Plants sold at the event range from trees to shrubs and consist of plants zoned in the Houston area, according to Kate Henderson, president of Reforest the Forest. The plants are bought by the Garden Club and sold to the community at reduced prices.

“The trees we have are from a local grower,” said Henderson. “And all we have is either native or adapted to this region.”

According to Henderson, the plants sold generally have significant wildlife value as well. She also said that over the past 10 years the community has had a much greater interest in growing their own food, which has helped her cause tremendously.

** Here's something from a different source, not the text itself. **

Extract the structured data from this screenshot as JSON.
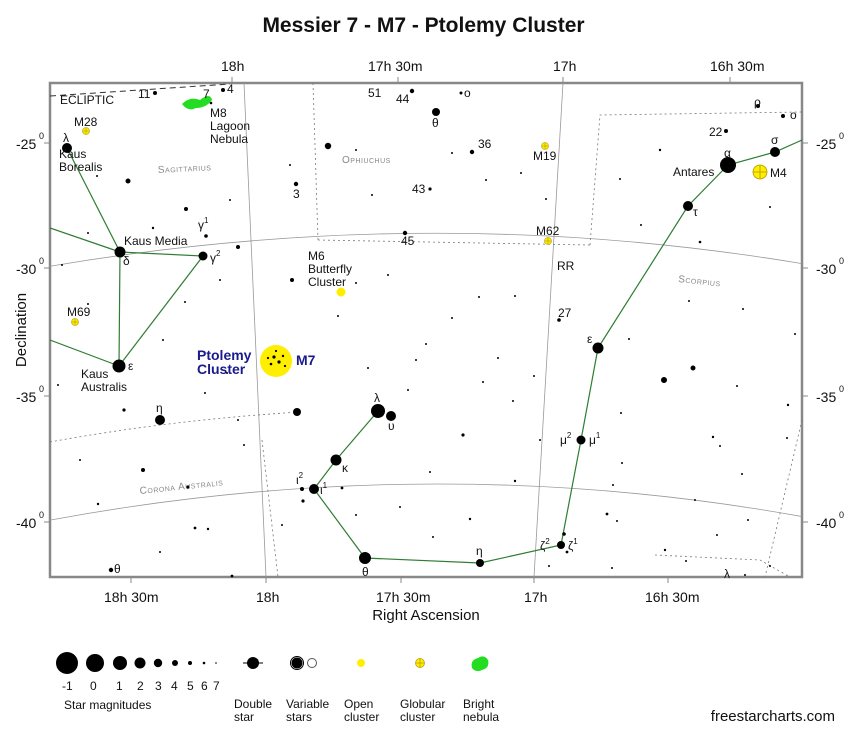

Since its inception in 1973, the Kingwood Garden Club has been an organization that has since sought to spread a greater interest in horticulture. Besides the Reforest the Forest project, they also organize special Arbor Day events, as well as frequent flower shows.

As someone who has been gardening for years, even before joining the Kingwood Green Club, Henderson is particularly passionate about the return of trees to the area. She says the trees planted in the early years of the project have since grown several feet tall, instilling a true sense of accomplishment into the Garden Club.

“Kingwood is called the livable forest,” she said, “but if we don’t put trees back, it won’t really be a forest.”

According to Henderson, the Garden Club has touched the lives of many people. Some of them, like those who have received plants or scholarships from the club in the past, often return to help reforestation efforts.

Like many organizations and businesses over the past two years, the Kingwood Garden Club has had to grapple with the effects of the pandemic on the community. Henderson said, however, that the changes they needed to make, such as fulfilling online orders for tree sales, made things more efficient than before.

“I just love to see how excited people are when they come to pick up the trees,” said Henderson. “We’re doing this a lot more virtually now. I post what’s available and then people ask me.

Henderson said that over the past few years they have been able to sell trees in just three hours. This year was no exception.

The Kingwood Garden Club hosts many events throughout the year. Further information on the Reforest the Forest project, as well as other projects and events organized by the club is available on their website.